Let $$g(x) = \int_0^x f(t)dt$$, where $$f$$ is continuous function in $$[0, 3]$$ such that $$\frac{1}{3} \le f(t) \le 1$$ for all $$t \in [0, 1]$$ and $$0 \le f(t) \le \frac{1}{2}$$ for all $$t \in (1, 3]$$.
The largest possible interval in which $$g(3)$$ lies is :

We have $$g(3) = \int_0^3 f(t)\,dt = \int_0^1 f(t)\,dt + \int_1^3 f(t)\,dt$$.

For $$t \in [0,1]$$, we know $$\frac{1}{3} \le f(t) \le 1$$, so $$\int_0^1 \frac{1}{3}\,dt \le \int_0^1 f(t)\,dt \le \int_0^1 1\,dt$$, giving $$\frac{1}{3} \le \int_0^1 f(t)\,dt \le 1$$.

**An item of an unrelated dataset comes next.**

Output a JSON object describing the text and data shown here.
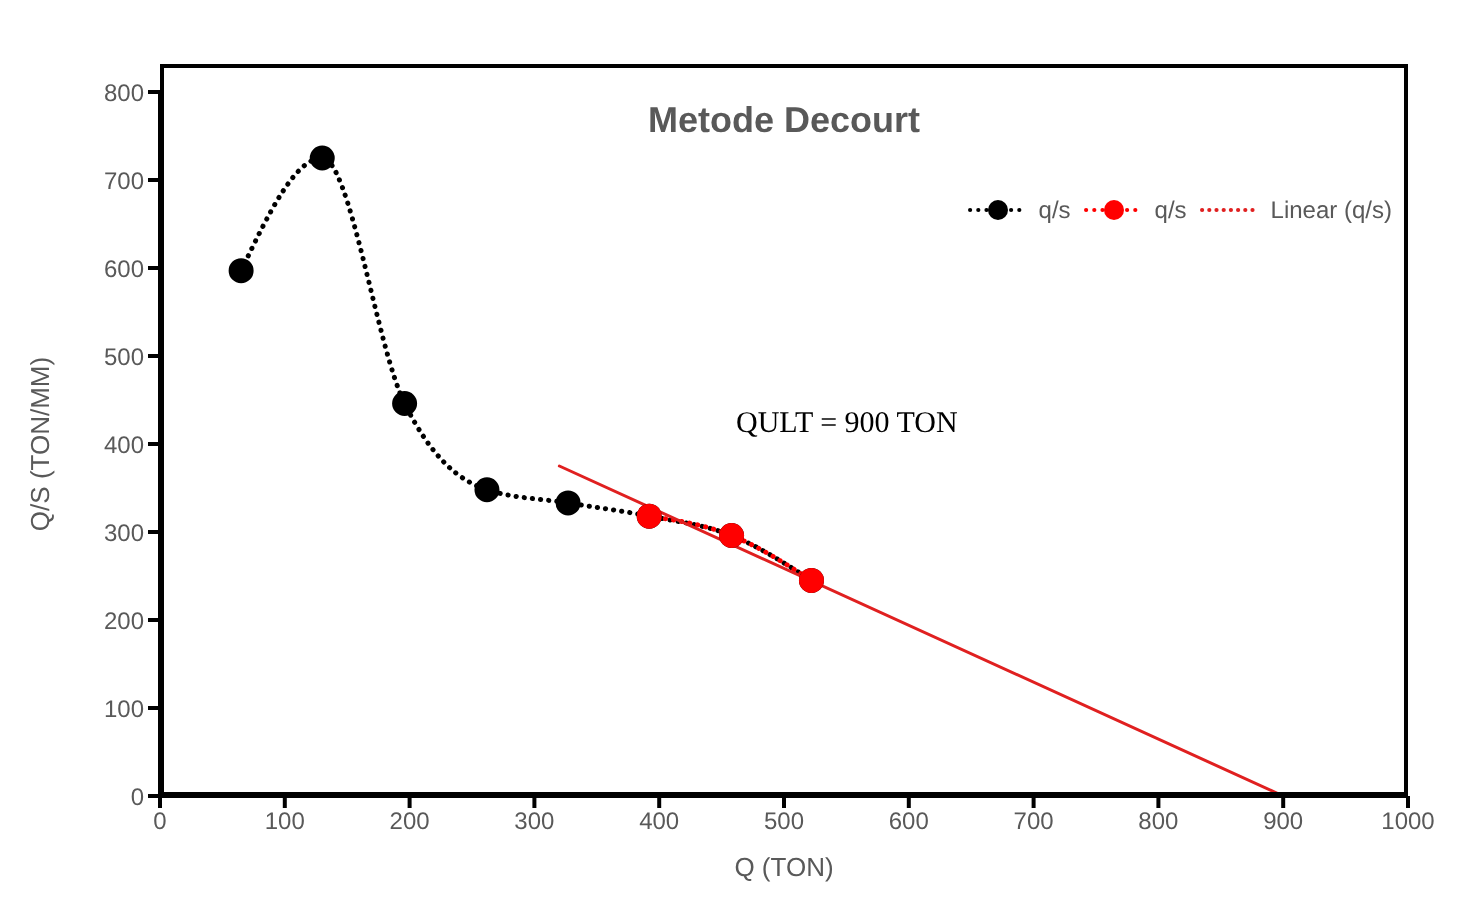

For $$t \in (1,3]$$, we know $$0 \le f(t) \le \frac{1}{2}$$, so $$\int_1^3 0\,dt \le \int_1^3 f(t)\,dt \le \int_1^3 \frac{1}{2}\,dt$$, giving $$0 \le \int_1^3 f(t)\,dt \le 1$$.

Adding the bounds: $$\frac{1}{3} + 0 \le g(3) \le 1 + 1$$, so $$\frac{1}{3} \le g(3) \le 2$$. The largest possible interval in which $$g(3)$$ lies is $$\left[\frac{1}{3}, 2\right]$$.